1. Statement of the Technical Field
The inventive arrangements relate generally to methods and apparatus for ring focus antennas and feed systems, and more particularly to ring focus antennas and feed systems that can operate in multiple frequency bands.
2. Description of the Related Art
It is often desirable for microwave satellite communication antennas to have the ability to operate on multiple frequency bands. In those situations where a single coaxial feed for multiple bands is desired, it can be challenging to maintain existing system specifications without changing the design of the main reflector and the sub-reflector. Further, space limitations associated with existing designs can severely restrict design options.
U.S. Pat. No. 6,211,834 B1 to Durham et al. (hereinafter Durham), concerns a multi-band shaped ring focus antenna. In Durham, a pair of interchangeable, diversely shaped, close proximity-coupled sub-reflector-feed pairs are used for operation at respectively different spectral frequency bands. Swapping out the subreflector/feed pairs changes the operational band of the antenna. Advantage is gained by placement of the shaped sub-reflector in close proximity to the feed horn. This reduces the necessary diameter of the main shaped reflector relative to a conventional dual reflector antenna of the conventional Cassegrain or Gregorian variety. The foregoing arrangement of the feed horn in close proximity to the sub-reflector is referred to as a coupled configuration.
Although Durham demonstrates how a ring focus antenna may operate at different spectral bands, sub-reflector-feed pairs must be swapped each time the operational band of the antenna is to be changed. Accordingly, that system does not offer concurrent operation on spectrally offset frequency bands. U.S. Pat. No. 5,907,309 to Anderson et al. and U.S. Pat. No. 6,323,819 to Ergene each disclose dual band multimode coaxial antenna feeds that have an inner and outer coaxial waveguide sections. However, in the case of ring focus antennas, it can be desirable for the feed to have an illumination pattern that is rotationally symmetric, with substantially equal E- and H-plane beamwidths. Further, with conventional designs it can difficult to obtain the desired gain performance or illumination required to meet system specifications.

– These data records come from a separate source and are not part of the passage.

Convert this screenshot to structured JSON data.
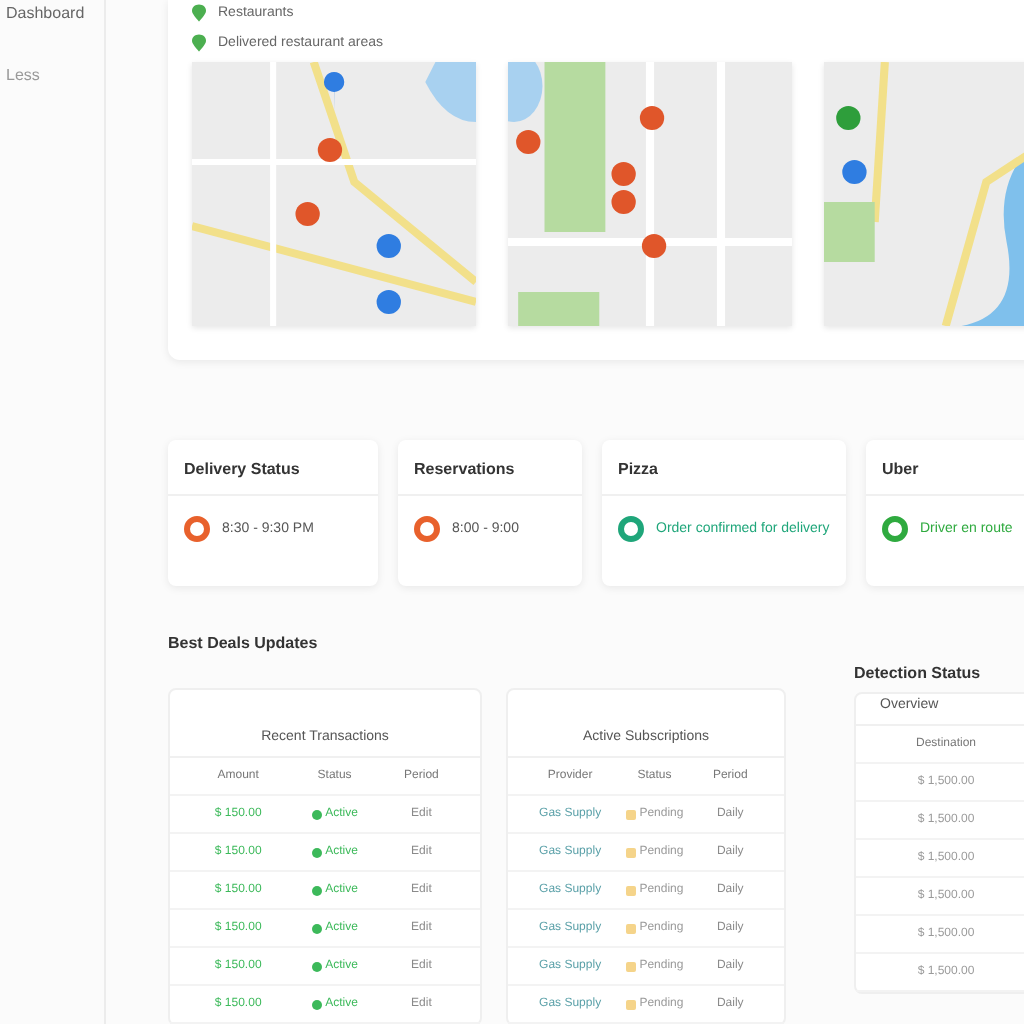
{
  "sidebar": {
    "items": [
      {
        "label": "Dashboard",
        "selected": true
      },
      {
        "label": "Less",
        "selected": false
      }
    ]
  },
  "map_panel": {
    "legend": [
      {
        "label": "Restaurants"
      },
      {
        "label": "Delivered restaurant areas"
      }
    ]
  },
  "status_cards": [
    {
      "title": "Delivery Status",
      "text": "8:30 - 9:30 PM",
      "color": "#e8612c"
    },
    {
      "title": "Reservations",
      "text": "8:00 - 9:00",
      "color": "#e8612c"
    },
    {
      "title": "Pizza",
      "text": "Order confirmed for delivery",
      "color": "#1fa67a"
    },
    {
      "title": "Uber",
      "text": "Driver en route",
      "color": "#2faa3f"
    }
  ],
  "section_title": "Best Deals Updates",
  "tables": [
    {
      "title": "Recent Transactions",
      "color": "#3cb95a",
      "columns": [
        "Amount",
        "Status",
        "Period"
      ],
      "rows": [
        [
          "$ 150.00",
          "Active",
          "Edit"
        ],
        [
          "$ 150.00",
          "Active",
          "Edit"
        ],
        [
          "$ 150.00",
          "Active",
          "Edit"
        ],
        [
          "$ 150.00",
          "Active",
          "Edit"
        ],
        [
          "$ 150.00",
          "Active",
          "Edit"
        ],
        [
          "$ 150.00",
          "Active",
          "Edit"
        ]
      ]
    },
    {
      "title": "Active Subscriptions",
      "color": "#f5d48a",
      "columns": [
        "Provider",
        "Status",
        "Period"
      ],
      "rows": [
        [
          "Gas Supply",
          "Pending",
          "Daily"
        ],
        [
          "Gas Supply",
          "Pending",
          "Daily"
        ],
        [
          "Gas Supply",
          "Pending",
          "Daily"
        ],
        [
          "Gas Supply",
          "Pending",
          "Daily"
        ],
        [
          "Gas Supply",
          "Pending",
          "Daily"
        ],
        [
          "Gas Supply",
          "Pending",
          "Daily"
        ]
      ]
    },
    {
      "heading": "Detection Status",
      "title": "Overview",
      "columns": [
        "Destination"
      ],
      "rows": [
        [
          "$ 1,500.00"
        ],
        [
          "$ 1,500.00"
        ],
        [
          "$ 1,500.00"
        ],
        [
          "$ 1,500.00"
        ],
        [
          "$ 1,500.00"
        ],
        [
          "$ 1,500.00"
        ]
      ]
    }
  ]
}
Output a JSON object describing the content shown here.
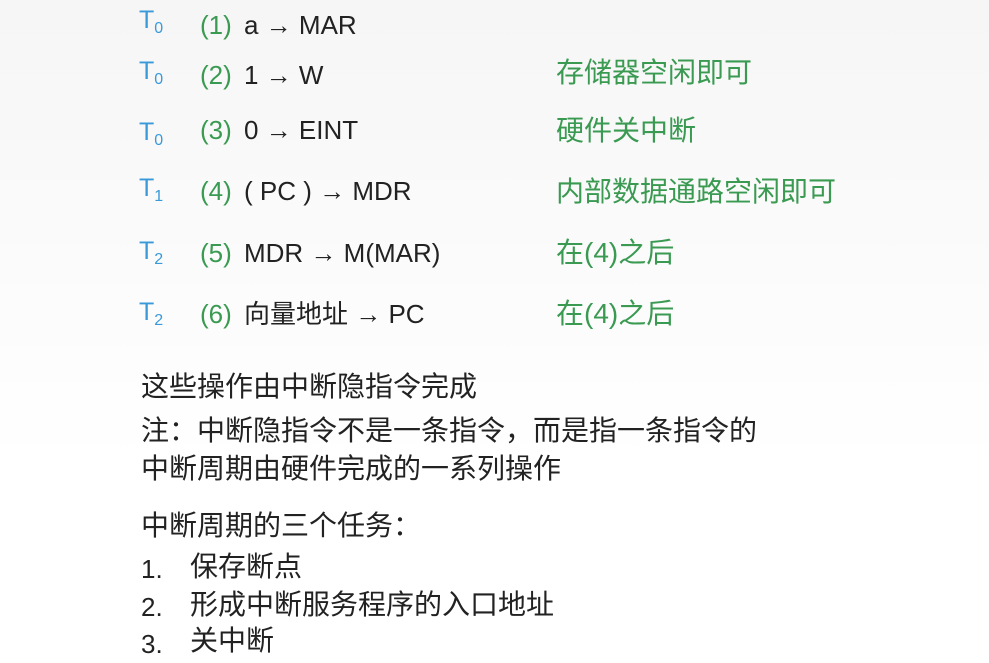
{
  "steps": [
    {
      "t": "T",
      "sub": "0",
      "num": "(1)",
      "op": "a → MAR",
      "note": ""
    },
    {
      "t": "T",
      "sub": "0",
      "num": "(2)",
      "op": "1 → W",
      "note": "存储器空闲即可"
    },
    {
      "t": "T",
      "sub": "0",
      "num": "(3)",
      "op": "0 → EINT",
      "note": "硬件关中断"
    },
    {
      "t": "T",
      "sub": "1",
      "num": "(4)",
      "op": "( PC ) → MDR",
      "note": "内部数据通路空闲即可"
    },
    {
      "t": "T",
      "sub": "2",
      "num": "(5)",
      "op": "MDR → M(MAR)",
      "note": "在(4)之后"
    },
    {
      "t": "T",
      "sub": "2",
      "num": "(6)",
      "op": "向量地址 → PC",
      "note": "在(4)之后"
    }
  ],
  "explanation": {
    "line1": "这些操作由中断隐指令完成",
    "line2": "注：中断隐指令不是一条指令，而是指一条指令的",
    "line3": "中断周期由硬件完成的一系列操作"
  },
  "tasks": {
    "title": "中断周期的三个任务：",
    "items": [
      {
        "num": "1.",
        "text": "保存断点"
      },
      {
        "num": "2.",
        "text": "形成中断服务程序的入口地址"
      },
      {
        "num": "3.",
        "text": "关中断"
      }
    ]
  },
  "colors": {
    "t_label": "#3a9ad9",
    "step_number": "#3a9a52",
    "note": "#3a9a52",
    "text": "#222222"
  }
}
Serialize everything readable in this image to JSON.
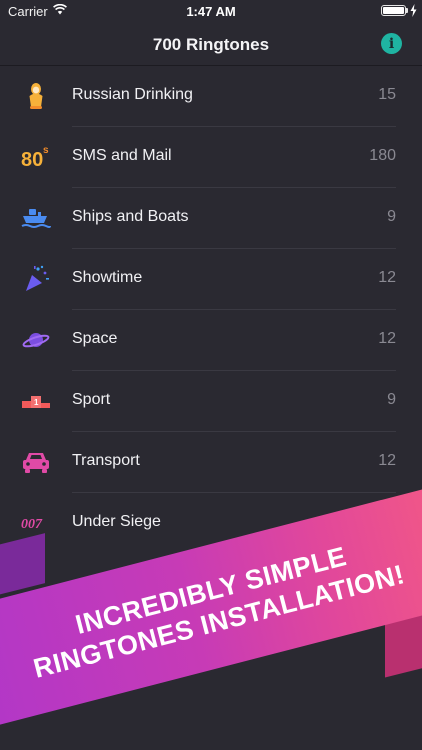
{
  "status_bar": {
    "carrier": "Carrier",
    "time": "1:47 AM"
  },
  "nav": {
    "title": "700 Ringtones",
    "info_icon": "i"
  },
  "list": {
    "items": [
      {
        "label": "Russian Drinking",
        "count": "15",
        "icon": "matryoshka-icon"
      },
      {
        "label": "SMS and Mail",
        "count": "180",
        "icon": "80s-icon"
      },
      {
        "label": "Ships and Boats",
        "count": "9",
        "icon": "ship-icon"
      },
      {
        "label": "Showtime",
        "count": "12",
        "icon": "party-popper-icon"
      },
      {
        "label": "Space",
        "count": "12",
        "icon": "planet-icon"
      },
      {
        "label": "Sport",
        "count": "9",
        "icon": "podium-icon"
      },
      {
        "label": "Transport",
        "count": "12",
        "icon": "car-icon"
      },
      {
        "label": "Under Siege",
        "count": "",
        "icon": "007-icon",
        "icon_text": "007"
      }
    ]
  },
  "banner": {
    "line1": "INCREDIBLY SIMPLE",
    "line2": "RINGTONES INSTALLATION!"
  },
  "colors": {
    "background": "#2a2931",
    "info_accent": "#1fb4a2",
    "ribbon_start": "#b237c7",
    "ribbon_end": "#f25886"
  }
}
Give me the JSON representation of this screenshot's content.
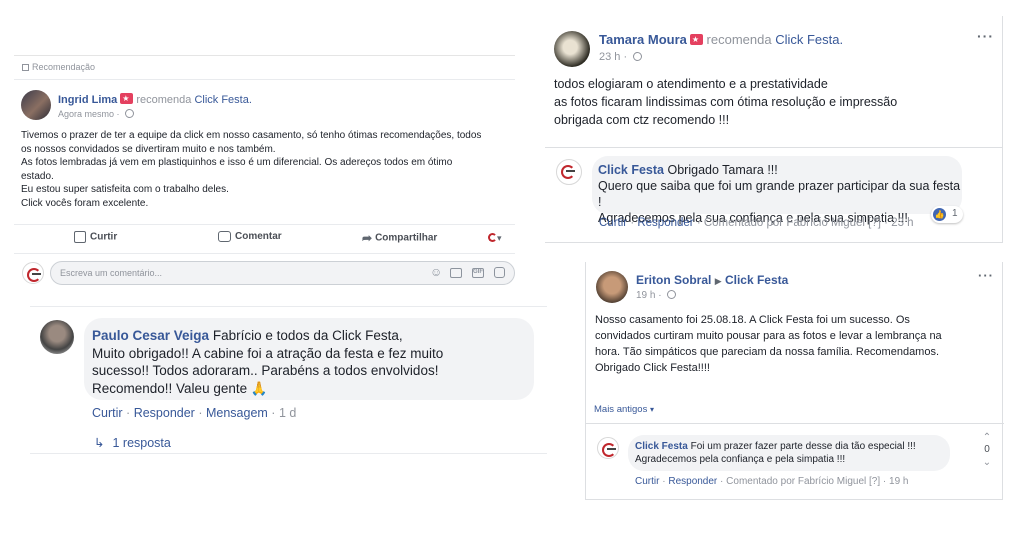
{
  "post1": {
    "header_label": "Recomendação",
    "author": "Ingrid Lima",
    "recommends": "recomenda",
    "page": "Click Festa.",
    "time": "Agora mesmo",
    "body": [
      "Tivemos o prazer de ter a equipe da click em nosso casamento, só tenho ótimas recomendações, todos",
      "os nossos convidados se divertiram muito e nos também.",
      "As fotos lembradas já vem em plastiquinhos e isso é um diferencial. Os adereços todos em ótimo",
      "estado.",
      "Eu estou super satisfeita com o trabalho deles.",
      "Click vocês foram excelente."
    ],
    "actions": {
      "like": "Curtir",
      "comment": "Comentar",
      "share": "Compartilhar"
    },
    "comment_placeholder": "Escreva um comentário..."
  },
  "comment_paulo": {
    "author": "Paulo Cesar Veiga",
    "lines": [
      "Fabrício e todos da Click Festa,",
      "Muito obrigado!! A cabine foi a atração da festa e fez muito",
      "sucesso!! Todos adoraram.. Parabéns a todos envolvidos!",
      "Recomendo!! Valeu gente 🙏"
    ],
    "actions": {
      "like": "Curtir",
      "reply": "Responder",
      "message": "Mensagem",
      "time": "1 d"
    },
    "replies": "1 resposta"
  },
  "post2": {
    "author": "Tamara Moura",
    "recommends": "recomenda",
    "page": "Click Festa.",
    "time": "23 h",
    "body": [
      "todos elogiaram o atendimento e a prestatividade",
      "as fotos ficaram lindissimas com ótima resolução e impressão",
      "obrigada com ctz recomendo !!!"
    ],
    "reply": {
      "author": "Click Festa",
      "lines": [
        "Obrigado Tamara !!!",
        "Quero que saiba que foi um grande prazer participar da sua festa !",
        "Agradecemos pela sua confiança e pela sua simpatia !!!"
      ],
      "reaction_count": "1",
      "actions": {
        "like": "Curtir",
        "reply": "Responder",
        "commented_by": "Comentado por Fabrício Miguel",
        "flag": "[?]",
        "time": "23 h"
      }
    }
  },
  "post3": {
    "author": "Eriton Sobral",
    "page": "Click Festa",
    "time": "19 h",
    "body": [
      "Nosso casamento foi 25.08.18. A Click Festa foi um sucesso. Os",
      "convidados curtiram muito pousar para as fotos e levar a lembrança na",
      "hora. Tão simpáticos que pareciam da nossa família. Recomendamos.",
      "Obrigado Click Festa!!!!"
    ],
    "more": "Mais antigos",
    "reply": {
      "author": "Click Festa",
      "lines": [
        "Foi um prazer fazer parte desse dia tão especial !!!",
        "Agradecemos pela confiança e pela simpatia !!!"
      ],
      "vote_count": "0",
      "actions": {
        "like": "Curtir",
        "reply": "Responder",
        "commented_by": "Comentado por Fabrício Miguel",
        "flag": "[?]",
        "time": "19 h"
      }
    }
  },
  "colors": {
    "link": "#385898",
    "muted": "#90949c",
    "bubble": "#f2f3f5",
    "brand_red": "#c0272d",
    "like_blue": "#4267b2"
  }
}
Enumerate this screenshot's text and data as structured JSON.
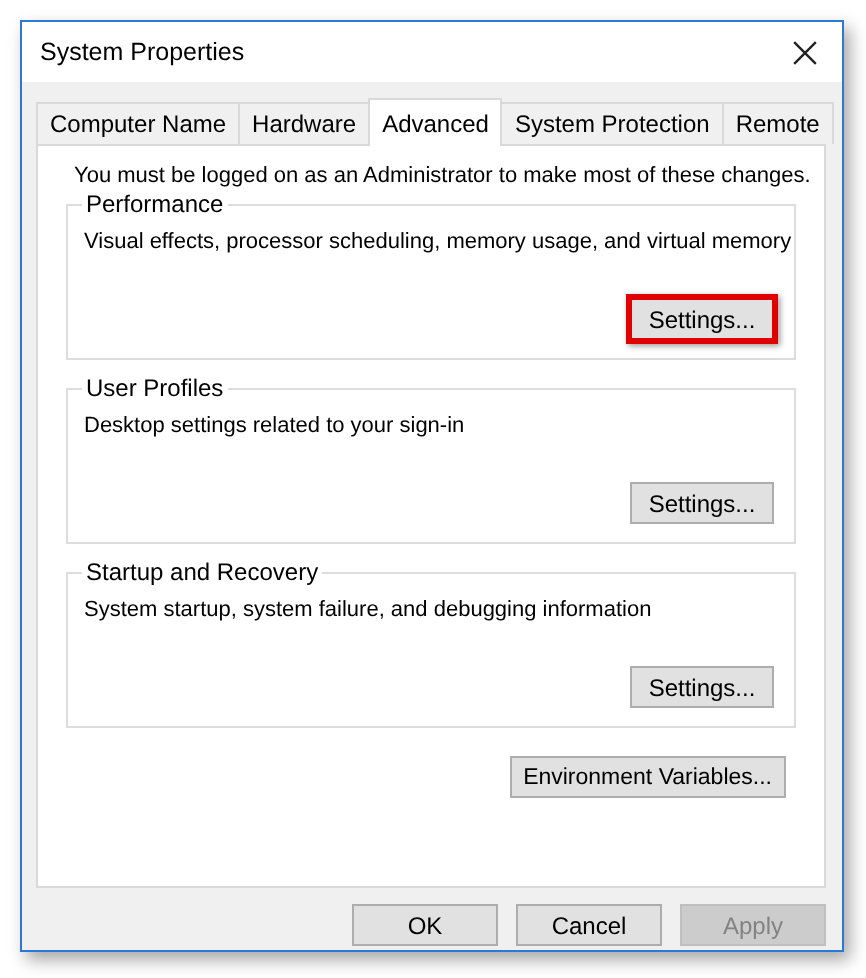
{
  "window": {
    "title": "System Properties"
  },
  "tabs": [
    {
      "label": "Computer Name",
      "selected": false
    },
    {
      "label": "Hardware",
      "selected": false
    },
    {
      "label": "Advanced",
      "selected": true
    },
    {
      "label": "System Protection",
      "selected": false
    },
    {
      "label": "Remote",
      "selected": false
    }
  ],
  "notice": "You must be logged on as an Administrator to make most of these changes.",
  "groups": [
    {
      "title": "Performance",
      "description": "Visual effects, processor scheduling, memory usage, and virtual memory",
      "button": {
        "label": "Settings...",
        "highlighted": true
      }
    },
    {
      "title": "User Profiles",
      "description": "Desktop settings related to your sign-in",
      "button": {
        "label": "Settings...",
        "highlighted": false
      }
    },
    {
      "title": "Startup and Recovery",
      "description": "System startup, system failure, and debugging information",
      "button": {
        "label": "Settings...",
        "highlighted": false
      }
    }
  ],
  "environment_button": {
    "label": "Environment Variables..."
  },
  "footer_buttons": [
    {
      "label": "OK",
      "disabled": false
    },
    {
      "label": "Cancel",
      "disabled": false
    },
    {
      "label": "Apply",
      "disabled": true
    }
  ]
}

One type of horn antenna that does produce an illumination pattern that is rotationally symmetric, with substantially equal E- and H-plane beamwidths, is known as a corrugated horn antenna. A corrugated horn antenna typically includes circumferential slots, or corrugations, along the interior walls of the antenna. The depth of the corrugations is typically ¼ of a wavelength at the operating frequency, which substantially increases the surface impedance of the wall as compared to a smooth wall. The increased surface impedance results in the corrugated horn antenna having a symmetrical radiation pattern or low cross-polarization that produces nearly equal magnetic field and electric field planes. Another advantage of the corrugated horn antenna is that it typically can be operated over a larger bandwidth as compared to a horn antenna having smooth walls.
For the foregoing reasons, corrugated horns are often used as feeds for reflector antennas or as direct radiators. Still, in the case where multi-band operation of a ring focus reflector system is required, a single corrugated horn antenna has generally proved to be unsuitable. Shaping of the radiation pattern of a corrugated horn is commonly achieved by controlling the length of the horn and/or by shaping the profile of the horn. Where the length of the horn is restricted due to space limitations, shaping of the profile is a key factor for producing a desired radiation pattern.
The profile of a corrugated horn can be optimized either by using existing data concerning the effect of conventional profiles or by creating hybrid profiles that combine one or more conventional profiles. Further optimization of corrugated horn antennas can be achieved by selectively controlling the profile and/or slot depth of each corrugation. Despite the availability of such techniques, it is not always possible to optimize a single corrugated horn antenna to produce a suitable illumination pattern at widely separated frequencies of interest. Coaxial horns, such as those disclosed in U.S. Pat. No. 5,907,309 to Anderson et al. and U.S. Pat. No. 6,323,819 to Ergene can be used to create a common feed for widely separated frequencies of interest, but do not offer the benefits provided by corrugated horn antennas.